Naiwiekszym problemem tej konsoli była jej cena. Konsola była bardzo droga kosztowała 5 razy tyle co nowa mega drive. W Polsce praktycznie nigdy tej konsoli nie było, mega drive tez nie, bo jej koszt to 6 miesięczna wypłata w tamtych latach jakieś 2000 zł w aktualnych cenach. W Polsce w tamtych czasach grało się na pegasus która była 10 lat do tylu ale kosztowała 24 razy mniej. To były inne czasy my wtedy byliśmy 15 lat za zachodem 25 lat za Japonią. Teraz wszystko się wyrównało można kupić ps4 lub x box 1 w każdym sklepie.
Pamiętam jak w czasopiśmie Kaczor Donald,na ostatniej stronie była zawsze reklama segi saturn,trzeba przyznać że dla uwczesnego gówniarza,wciąż żyjącego jeszcze pegasusem,konsola działała na wyobraznię:)

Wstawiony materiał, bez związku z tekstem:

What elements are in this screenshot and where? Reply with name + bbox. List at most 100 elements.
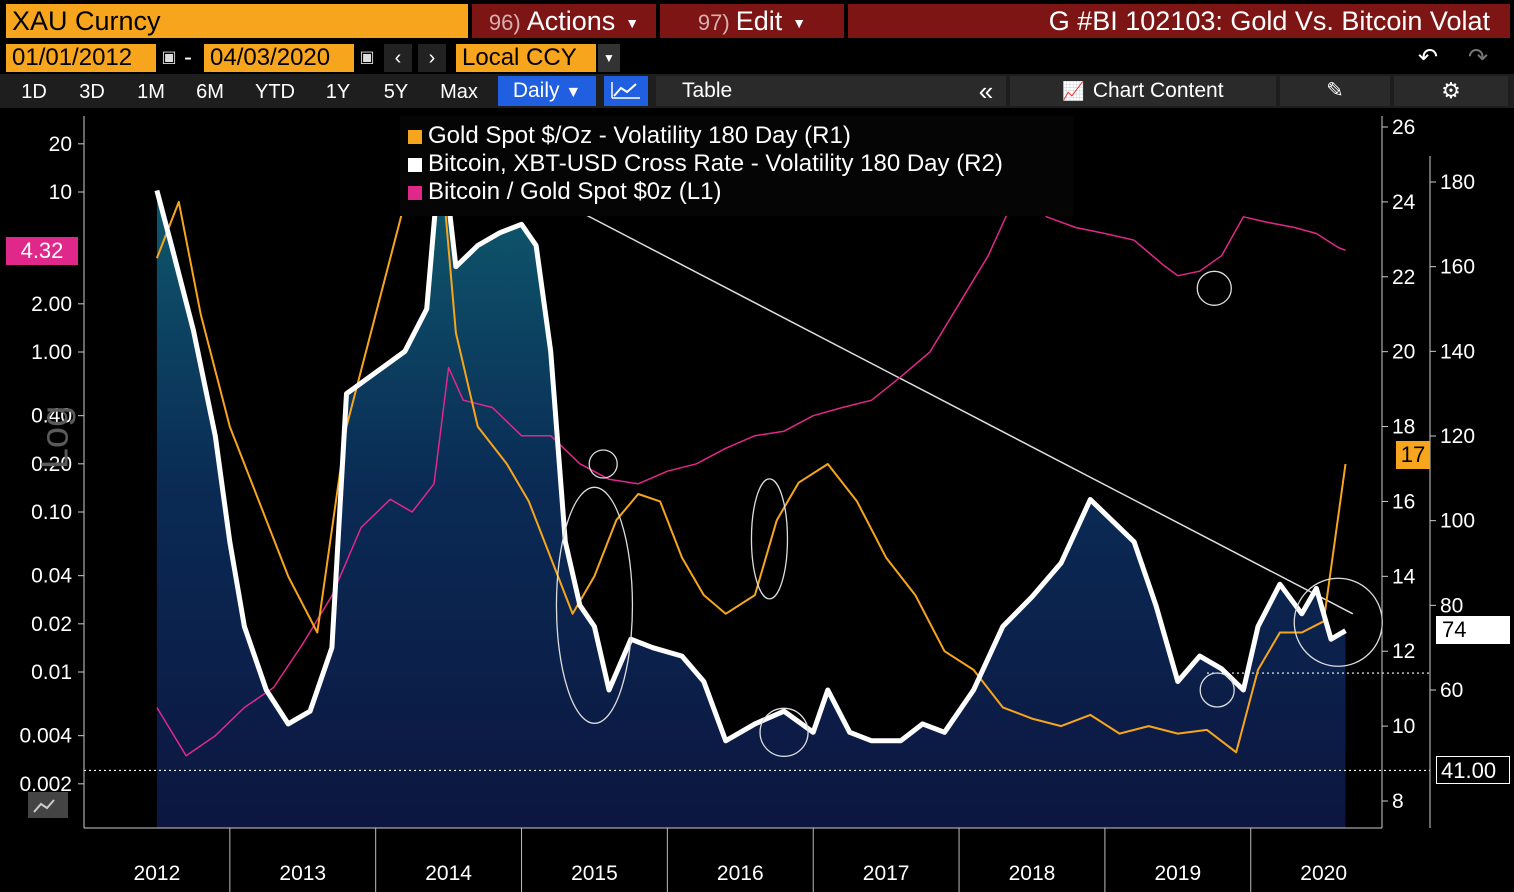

materiał bardzo wporzo i jak zawsze oglądam z zaciekawieniem, ale wychłostałbym tego który podsunął pomysł wykorzystania tak nieziemsko chujowej muzyki. Jak zawsze cośtam sobie 'plumka w tle' tak tutaj mam ochotę nakarmić lwy wokalistą.
Te reklamy z Kaczora Donalda pamiętam po dziś dzień, a pierwszy raz o Saturnie przeczytałem właśnie tam, chyba w poczekalni do lekarza jak byłe mały. Mama kupowała mi to czasopismo, abym się nie nudził w kolejce. Tak mi się to właśnie przypomniało dzięki tej czołówce i końcówce wideo.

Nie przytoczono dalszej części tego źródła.